Should Trinidad and Tobago decide to expel illegal immigrants the way Barbados proposes to do, thousands of our Caricom brethren would be booted back to the small islands, to Guyana and Suriname. No country wants to be swamped by illegal immigrants who deny its citizens jobs, school places and more. But any clampdown on visitors who have run afoul of the immigration laws must be fair, not targeting only Indians and small-islanders.
Our Bajan friends would hardly act in a similar manner against Whites who breach their immigration laws. Have they considered, too, that should Trinidad seek to repatriate Barbados-born residents or citizens-something we’ll never do, such are the good relations we share with them-the stress that country’s economy would face?
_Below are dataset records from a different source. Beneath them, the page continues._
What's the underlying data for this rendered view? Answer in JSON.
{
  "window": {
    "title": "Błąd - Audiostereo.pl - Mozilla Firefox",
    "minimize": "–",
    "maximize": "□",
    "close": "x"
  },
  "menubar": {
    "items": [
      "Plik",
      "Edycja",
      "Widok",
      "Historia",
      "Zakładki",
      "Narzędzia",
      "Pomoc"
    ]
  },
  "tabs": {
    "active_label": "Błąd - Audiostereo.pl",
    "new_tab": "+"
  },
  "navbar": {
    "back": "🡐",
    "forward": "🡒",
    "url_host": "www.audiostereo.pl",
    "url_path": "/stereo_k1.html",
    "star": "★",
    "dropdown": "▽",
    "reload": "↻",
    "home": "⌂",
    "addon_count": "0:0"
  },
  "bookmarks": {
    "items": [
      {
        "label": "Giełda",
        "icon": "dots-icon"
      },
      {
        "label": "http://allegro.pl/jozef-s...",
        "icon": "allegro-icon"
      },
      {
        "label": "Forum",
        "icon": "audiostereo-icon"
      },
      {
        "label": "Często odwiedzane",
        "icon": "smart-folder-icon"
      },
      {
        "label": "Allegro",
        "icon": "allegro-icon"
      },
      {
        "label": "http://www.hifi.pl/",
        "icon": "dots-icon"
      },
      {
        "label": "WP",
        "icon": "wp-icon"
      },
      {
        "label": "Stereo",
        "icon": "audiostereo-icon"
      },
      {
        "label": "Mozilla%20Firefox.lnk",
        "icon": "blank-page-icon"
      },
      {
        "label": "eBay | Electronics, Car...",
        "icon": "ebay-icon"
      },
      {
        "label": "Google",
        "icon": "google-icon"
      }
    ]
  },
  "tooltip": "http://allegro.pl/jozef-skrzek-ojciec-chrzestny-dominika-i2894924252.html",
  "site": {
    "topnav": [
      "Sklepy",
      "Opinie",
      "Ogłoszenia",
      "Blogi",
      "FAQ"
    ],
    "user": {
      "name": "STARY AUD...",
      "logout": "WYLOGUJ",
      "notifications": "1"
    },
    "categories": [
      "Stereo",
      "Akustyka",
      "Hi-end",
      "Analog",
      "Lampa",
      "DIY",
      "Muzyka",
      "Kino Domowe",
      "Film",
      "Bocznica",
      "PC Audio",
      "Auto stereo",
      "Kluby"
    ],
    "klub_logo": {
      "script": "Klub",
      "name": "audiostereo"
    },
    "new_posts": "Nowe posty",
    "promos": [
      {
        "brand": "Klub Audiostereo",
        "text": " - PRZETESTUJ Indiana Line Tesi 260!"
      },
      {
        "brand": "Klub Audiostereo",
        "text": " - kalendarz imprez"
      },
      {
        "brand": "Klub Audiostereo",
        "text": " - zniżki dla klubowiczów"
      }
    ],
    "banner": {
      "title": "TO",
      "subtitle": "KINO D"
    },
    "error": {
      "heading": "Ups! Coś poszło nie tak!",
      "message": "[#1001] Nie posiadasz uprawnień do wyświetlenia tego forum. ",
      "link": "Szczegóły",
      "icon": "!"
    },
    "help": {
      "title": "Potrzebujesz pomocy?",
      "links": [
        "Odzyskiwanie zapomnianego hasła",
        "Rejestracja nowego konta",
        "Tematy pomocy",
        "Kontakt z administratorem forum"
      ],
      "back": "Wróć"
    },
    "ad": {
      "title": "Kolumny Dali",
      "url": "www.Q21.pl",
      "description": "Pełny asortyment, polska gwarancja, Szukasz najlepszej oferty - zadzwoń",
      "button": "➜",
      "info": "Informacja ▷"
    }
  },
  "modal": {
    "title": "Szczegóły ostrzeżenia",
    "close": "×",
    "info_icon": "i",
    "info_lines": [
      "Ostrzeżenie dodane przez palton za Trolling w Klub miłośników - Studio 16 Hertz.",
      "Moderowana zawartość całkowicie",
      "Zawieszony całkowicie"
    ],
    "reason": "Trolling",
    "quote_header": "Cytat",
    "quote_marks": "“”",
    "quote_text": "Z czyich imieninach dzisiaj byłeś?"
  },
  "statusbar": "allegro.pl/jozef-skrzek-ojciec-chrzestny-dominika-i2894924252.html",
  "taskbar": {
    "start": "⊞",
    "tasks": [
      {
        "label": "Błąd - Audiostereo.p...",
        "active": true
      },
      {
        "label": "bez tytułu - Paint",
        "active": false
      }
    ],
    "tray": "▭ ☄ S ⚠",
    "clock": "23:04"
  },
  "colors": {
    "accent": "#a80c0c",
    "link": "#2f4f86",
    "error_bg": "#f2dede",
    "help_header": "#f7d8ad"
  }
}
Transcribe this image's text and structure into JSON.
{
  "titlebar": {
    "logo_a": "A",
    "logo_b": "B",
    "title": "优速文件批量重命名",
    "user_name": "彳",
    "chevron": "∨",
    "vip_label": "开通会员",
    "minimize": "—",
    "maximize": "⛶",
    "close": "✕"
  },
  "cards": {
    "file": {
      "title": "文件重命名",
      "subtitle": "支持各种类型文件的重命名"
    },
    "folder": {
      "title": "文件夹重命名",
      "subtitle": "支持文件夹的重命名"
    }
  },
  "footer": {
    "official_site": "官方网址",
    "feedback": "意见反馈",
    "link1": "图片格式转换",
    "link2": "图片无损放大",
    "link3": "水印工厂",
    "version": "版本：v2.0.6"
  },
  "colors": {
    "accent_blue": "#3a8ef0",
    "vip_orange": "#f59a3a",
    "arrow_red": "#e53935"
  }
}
Tit-for-tat is not our way treating with our Caricom neighbours. And since most of those targeted happen to be Indo-Guyanese, it seems that Prime Minister David Thompson has not considered how important Guyana will be in the future-food-equation for the Caribbean. Nor has he looked at the extent a backlash from prosperous Indo-tourists would have on the struggling-but-vital lifeblood of Barbados’ economy.
I have stayed away from Barbados because I do not feel welcome there-quite unlike the comfort I enjoy in other Caribbean countries. But there are more contentious issues than Barbados’ selective xenophobia. Recently, T&T authorities “detained” a shipment of Jamaican patties saying they wanted to examine the facilities where the patties were manufactured. What if Jamaica wants to inspect our plants for every product they import from us? Where is the free trade element of the CSME that all Caricom countries signed on to?
Not that Jamaica’s PM, Bruce Golding, is without sin when it comes to regional integration. Eminent Jamaica-born Professor Norman Girvan, in a brief paper on Caricom’s integration challenges, cited Golding’s opposition to the “E” factor in the CSME, the virtual standstill on the freedom of movement clause, and the non-acceptance of the Caribbean Court of Justice (CCJ) by most member states. While we quibble over the extent to which the Caribbean should have cooperation if not integration, other “blocks” are forging ahead on the road to unity.
Hugo Chavez’s ALBA is marching on, even with MERCOSUR already in place. The idea of a Bank of South America is very much on the cards. As Girvan pointed out, we rushed to sign on to an EPA with the EU, but we fail to put our own houses in order. The EU is expanding even as it jettisons the age-old sugar protocol, leaving many CARICOM countries in the lurch. But we Caribbean crabs-in-a-barrel are fighting over a handful of illegal immigrants, fair trade and speedier integration. Talk about a backward people saddled with myopic leaders.